Mijn ouders hadden twee onderduikers in huis, dit waren oom Frans en oom Wim. Ik weet nog goed dat ik op een dag zag dat ze naar boven gingen en door een luik het dak op klommen. Ze verstopte zich beide in de dakgoot en konden zo aan de razzia’s ontkomen. Het was natuurlijk niet de bedoeling dat ik dit zag en er werd mij op mijn hart gedrukt dat ik niks mocht vertellen. Al was ik pas 4 jaar oud ik weet nog heel goed hoe belangrijk dit was en heb er nooit wat over verteld.

De familie van Ria van der Sloot met links Ria

Mijn moeder had een goede band met mevrouw Colyn, een joodse buurvrouw verderop. Deze buurvrouw had een dochter van ongeveer mijn leeftijd. Ik meen mij te herinneren dat ze Rachel heette. Rachel had een hele mooie pop die ze Roosje noemde. Op een dag kreeg ik de pop in bruikleen van haar (zie foto), ik mocht hem lenen tot na de oorlog, ik zou deze dan weer teruggeven aan Rachel… Helaas heb ik de pop nooit meer terug kunnen geven aan haar. Rachel en haar gezin zijn afgevoerd naar een vernietigingskamp en zijn na de oorlog niet meer teruggekeerd…

Ria met pop ”Roosje”

De bevrijding

Ik weet nog goed dat we als gezin voor het raam stonden te kijken hoe de Duisters vertrokken. Vier rijen dik marcheerde ze door de straat. Al waren ze verslagen, deze indruk maakte ze niet, dit alles ging heel gedisciplineerd. Mijn vader was bang dat het evengoed uit de hand kon lopen en ze zouden gaan schieten dus we moesten weg bij dat raam.

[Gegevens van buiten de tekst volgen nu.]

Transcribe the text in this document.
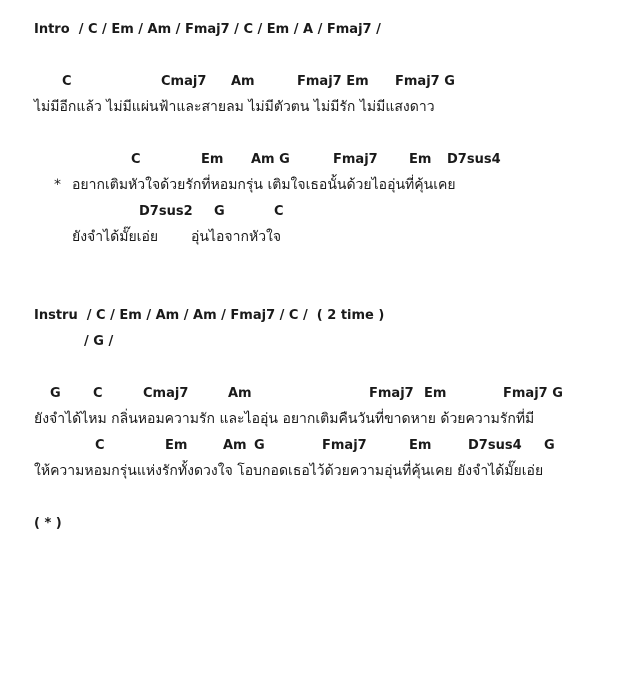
Intro  / C / Em / Am / Fmaj7 / C / Em / A / Fmaj7 /
C	Cmaj7 Am	Fmaj7 Em Fmaj7 G
ไม่มีอีกแล้ว ไม่มีแผ่นฟ้าและสายลม ไม่มีตัวตน ไม่มีรัก ไม่มีแสงดาว
C	Em Am G	Fmaj7 Em D7sus4
* อยากเติมหัวใจด้วยรักที่หอมกรุ่น เติมใจเธอนั้นด้วยไออุ่นที่คุ้นเคย
D7sus2 G	C
ยังจำได้มั๊ยเอ่ย อุ่นไอจากหัวใจ
Instru  / C / Em / Am / Am / Fmaj7 / C /  ( 2 time )
/ G /
G C	Cmaj7	Am	Fmaj7 Em	Fmaj7 G
ยังจำได้ไหม กลิ่นหอมความรัก และไออุ่น อยากเติมคืนวันที่ขาดหาย ด้วยความรักที่มี
C	Em	Am G	Fmaj7	Em	D7sus4 G
ให้ความหอมกรุ่นแห่งรักทั้งดวงใจ โอบกอดเธอไว้ด้วยความอุ่นที่คุ้นเคย ยังจำได้มั๊ยเอ่ย
( * )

Een paar dagen na de bevrijding gingen wij met mijn vader naar de Oosthaven. Op nummer 31 zat tot 1943 een joods bejaardentehuis*. Mijn vader vertelde toen; ‘’wat je nu te zien krijgt mag je nooit en te nimmer vergeten’’ Nederlandse vrouwen werden aan hun haren uit het gebouw getrokken en ter plekke kaalgeschoren en weggevoerd terwijl ze geschoppen, geslagen en uitgescholden werden. Wij waren opgevoed met de gedachten dat je vriendelijk en beleefd moest zijn tegen andere mensen dus dit maakte een behoorlijke indruk die ik nooit vergeten ben.

Oosthaven nummer 31

Tot zover de herinnering van Ria van der Sloot. Op vrijdag 9 april 1943 werden de bewoners en personeelsleden van het joodse bejaardentehuis weggevoerd naar Westerbork. Met uitzondering van de directrice zijn zij korte tijd later in vernietigingskamp Sobibor in Polen om het leven gebracht.

Na de oorlog is er een onderzoek gestart naar het bombardement. Het Sint Jozefpaviljoen deed in de Tweede Wereldoorlog dienst als “Kriegslazarett” voor de Duitsers. (Duits hospitaal van het rode kruis) Op 26 november 1944 werd het ziekenhuis door bommen vanuit geallieerde vliegtuigen getroffen. De oostelijke vleugel werd hierbij geheel verwoest. Bij dit bombardement vielen zeventien doden vielen. Of de bommen daadwerkelijk voor het ziekenhuis bedoeld waren is nog altijd onduidelijk. Tegelijkertijd werd ook het station van Gouda gebombardeerd. Ook kunnen het bommen voor de aan de overzijde van de Graaf Florisweg gelegen ambachtsschool bedoeld zijn geweest. Dit laatste gebouw was in gebruik door Duitse militairen.